Mumbai, Apr 5 (UNI) Even as harried bank customers await the Delhi High Court's decision on the legality of the indefinite strike launched by over 200,000 State Bank of India (SBI) employees nationwide, the stir entered into third day today with no signs of an early end to their agitation.

With over 9,000 branches virtually at a stand-still for three days, the bank's ATMs, which proved a lifeline to many of its customers, are running out of cash, causing great hardship to the public.

An many centres in Mumbai, customers had to return empty-handed as SBI ATMs had run dry of cash.

With many companies nowadays depositing employees' salaries directly in banks, thousands of salaried people were put to great hardship as they were unable to either deposit their cheques or withdraw their salaries from SBI branches.

The hardest hit were the senior citizens and pensioners, many of whom have no other source of income except their pensions.

According to banking industry sources, though SBI has made arrangements to ensure that its customers can use other banks' ATMs to withdraw cash at no additional expense, even these ATMs will start drying up within the next two days, if the strike continues beyond this weekend.

Fears are now rife that once the strike ends, there will be a deluge of withdrawals from SBI branches, resulting in heavy pressure on both SBI branches and their staff.

Banking industry sources fear that many branches will be besieged by huge crowds of customers, all wanting to withdraw cash.

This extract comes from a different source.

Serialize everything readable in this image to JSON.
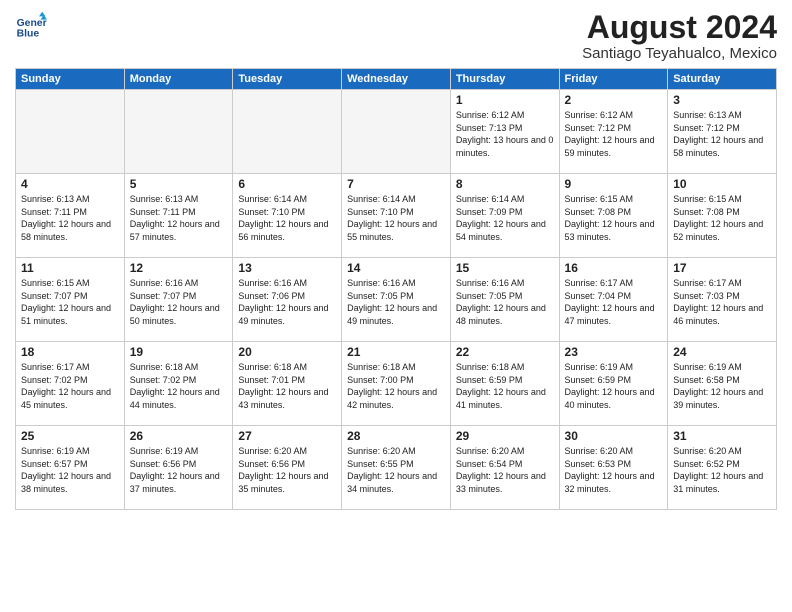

These sources wonder whether the SBI management has taken this factor into account and has planned for smooth functioning of the bank's branches in the post-strike scenario.

Not only will the ATM pipeline have to be kept flush with cash, but all the branches should be adequately staffed to cater to the deluge of withdrawals and other transactions that are likely to be witnessed.

One of the solutions suggested is to extend banking hours for at least a week so that the expected huge volume of transactions are handled smoothly. Similarly, provisions need to be made to cater to the most needy, such as pensioners and senior citizens.

The salaried class which is the worst hit by this strike also needs to be catered to, stated these sources.

Meanwhile, over 8,000 employees of the 260-odd SBI branches in Mumbai continued their indefinite strike in support of their demand for revision of their pension package.

Adopting an aggressive stance, union sources ruled out any withdrawal of the strike or any other form of compromise with the authorities. ''We will continue our strike till our demands are met,'' they said.

The two SBI unions which had called for this indefinite strike, the All India State Bank Officers' Federation and the All India State Bank of India Staff Federation, have consistently maintained that the strike has been forced on them due to the ''apathy, indifference and casual approach'' of the SBI management, Reserve Bank of India and the Banking Department.

''We have been forced to call a strike following the failure of the authorities to settle our demand for 14-long years,'' union sources pointed out.

The unions will, however, participate in all conciliatory proceedings, they added.

A meeting between union representatives and the chief labour commissioner in Delhi has been reportedly slated for today afternoon even as the Delhi High Court has asked the Centre and RBI to file a report on action initiated by them to resolve the crisis.

The matter will come up for hearing late-afternoon today.